“At present, this space is wide open. It’s such an enormous global market, with no established leader. In terms of competitors, we see a mix of legacy software businesses trying to find new revenue streams and niche-focused start-ups, such as track and trace in the fish or pharmaceutical industries,” Ms Gordon said.
“Slavery is becoming a major issue in supply chains, both here and overseas. Australia passed the Modern Slavery Act in 2018, and this is part of a global trend, where both enterprises and consumers want certainty that products have been ethically and sustainably sourced.”
Lumachain uses blockchain technology to track and trace the origin, location, and condition of individual items in the food supply chain in real time.

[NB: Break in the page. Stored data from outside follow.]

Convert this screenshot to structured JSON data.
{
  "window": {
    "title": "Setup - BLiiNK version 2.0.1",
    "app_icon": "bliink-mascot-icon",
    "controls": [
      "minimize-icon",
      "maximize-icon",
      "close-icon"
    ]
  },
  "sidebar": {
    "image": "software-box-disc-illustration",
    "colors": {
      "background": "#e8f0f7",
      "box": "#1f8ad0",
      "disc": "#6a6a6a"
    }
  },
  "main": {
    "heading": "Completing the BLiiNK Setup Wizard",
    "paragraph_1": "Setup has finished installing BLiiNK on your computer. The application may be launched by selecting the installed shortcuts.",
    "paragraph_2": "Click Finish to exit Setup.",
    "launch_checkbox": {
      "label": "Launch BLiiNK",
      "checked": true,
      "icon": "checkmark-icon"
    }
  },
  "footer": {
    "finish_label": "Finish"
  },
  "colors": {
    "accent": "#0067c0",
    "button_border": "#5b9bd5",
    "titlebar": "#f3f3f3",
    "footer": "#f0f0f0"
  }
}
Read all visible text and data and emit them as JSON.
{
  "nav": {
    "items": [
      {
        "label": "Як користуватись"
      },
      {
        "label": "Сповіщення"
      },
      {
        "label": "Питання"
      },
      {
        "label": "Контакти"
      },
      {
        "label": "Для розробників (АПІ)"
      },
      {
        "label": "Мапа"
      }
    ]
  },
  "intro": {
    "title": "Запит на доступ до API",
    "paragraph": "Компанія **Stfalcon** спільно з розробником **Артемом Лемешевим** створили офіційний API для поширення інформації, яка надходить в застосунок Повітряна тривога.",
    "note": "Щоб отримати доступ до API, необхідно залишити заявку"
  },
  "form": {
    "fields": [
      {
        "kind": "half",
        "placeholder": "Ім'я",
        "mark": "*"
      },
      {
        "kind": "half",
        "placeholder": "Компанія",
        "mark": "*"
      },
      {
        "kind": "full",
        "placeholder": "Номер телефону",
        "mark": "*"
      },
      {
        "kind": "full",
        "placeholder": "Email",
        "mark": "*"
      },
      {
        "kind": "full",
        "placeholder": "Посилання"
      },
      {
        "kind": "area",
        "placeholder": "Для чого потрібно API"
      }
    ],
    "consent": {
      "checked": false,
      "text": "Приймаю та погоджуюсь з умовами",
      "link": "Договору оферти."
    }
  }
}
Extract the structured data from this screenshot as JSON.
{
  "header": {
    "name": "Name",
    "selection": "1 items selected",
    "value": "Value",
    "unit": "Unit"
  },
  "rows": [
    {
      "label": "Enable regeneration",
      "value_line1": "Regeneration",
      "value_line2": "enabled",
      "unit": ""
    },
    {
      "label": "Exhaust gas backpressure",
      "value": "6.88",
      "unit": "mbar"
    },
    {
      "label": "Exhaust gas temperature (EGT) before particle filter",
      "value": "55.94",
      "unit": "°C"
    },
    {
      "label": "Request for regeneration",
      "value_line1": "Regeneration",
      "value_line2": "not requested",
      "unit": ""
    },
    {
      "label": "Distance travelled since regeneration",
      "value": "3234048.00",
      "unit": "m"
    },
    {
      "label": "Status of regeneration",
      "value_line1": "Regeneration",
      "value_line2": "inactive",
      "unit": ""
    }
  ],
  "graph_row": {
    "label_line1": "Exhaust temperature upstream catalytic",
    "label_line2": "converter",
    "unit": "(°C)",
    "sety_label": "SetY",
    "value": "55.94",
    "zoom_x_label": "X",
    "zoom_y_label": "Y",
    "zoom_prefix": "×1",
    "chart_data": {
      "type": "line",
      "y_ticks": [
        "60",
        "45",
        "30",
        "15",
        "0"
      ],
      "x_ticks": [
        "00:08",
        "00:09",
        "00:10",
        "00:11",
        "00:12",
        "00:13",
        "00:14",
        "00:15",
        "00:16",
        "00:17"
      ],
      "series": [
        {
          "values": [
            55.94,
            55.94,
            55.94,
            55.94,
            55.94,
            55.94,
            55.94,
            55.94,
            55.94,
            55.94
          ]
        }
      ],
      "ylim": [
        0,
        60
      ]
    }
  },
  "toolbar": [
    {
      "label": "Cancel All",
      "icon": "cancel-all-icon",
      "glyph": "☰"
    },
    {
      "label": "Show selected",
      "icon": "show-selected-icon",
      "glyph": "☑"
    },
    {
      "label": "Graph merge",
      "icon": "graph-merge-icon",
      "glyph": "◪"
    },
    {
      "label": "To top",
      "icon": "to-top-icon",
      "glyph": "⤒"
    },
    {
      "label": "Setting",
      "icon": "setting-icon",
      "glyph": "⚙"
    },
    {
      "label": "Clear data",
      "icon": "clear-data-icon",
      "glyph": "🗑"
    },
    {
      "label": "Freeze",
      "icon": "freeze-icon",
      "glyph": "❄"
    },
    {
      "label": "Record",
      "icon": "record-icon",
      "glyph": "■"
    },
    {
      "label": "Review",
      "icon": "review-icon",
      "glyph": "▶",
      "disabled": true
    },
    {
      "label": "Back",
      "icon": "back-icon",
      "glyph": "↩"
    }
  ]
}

It says this can reduce waste, improve product recalls and optimise audits, while also helping businesses ensure products are ethically produced.
The introduction of the Modern Slavery Act in Australia has already begun to have ramifications in business investment decisions.
Earlier this year a guide for companies, published by the Australian Council of Superannuation Investors, identified the industries (aside from textiles) that pose the greatest risk of modern slavery. Food, beverages and agriculture came third on the list behind mining and construction.
Ms Gordon said her experience in big corporate tech environments was invaluable in her new role as a start-up founder.
Both she and Lumachain’s chief product officer Tony White previously built and implemented many enterprise supply chains around the world, including when they worked together at Qantas and CIMIC, where Ms Gordon was the CIO and Mr White was head of supply chain and procurement.
“One of our core values is we ‘get stuff done’. You lean in to your background and broad range of experience and skills and that allows you to get through a lot of work every day,” Ms Gordon said.
An early local customer is Andrews Meat Industries, which is initially using Lumachain in its domestic operations, before turning it on to its Wagyu products that currently export to 20 countries.
“Proof of compliance, provenance, sustainability and ethical sourcing are now fundamental requirements in dealing with food service and retail markets,” Andrews Meat Industries CEO Peter Andrews said.
“Having this level of visibility throughout the supply chain will be very important for our suppliers of livestock, distributors and end users.”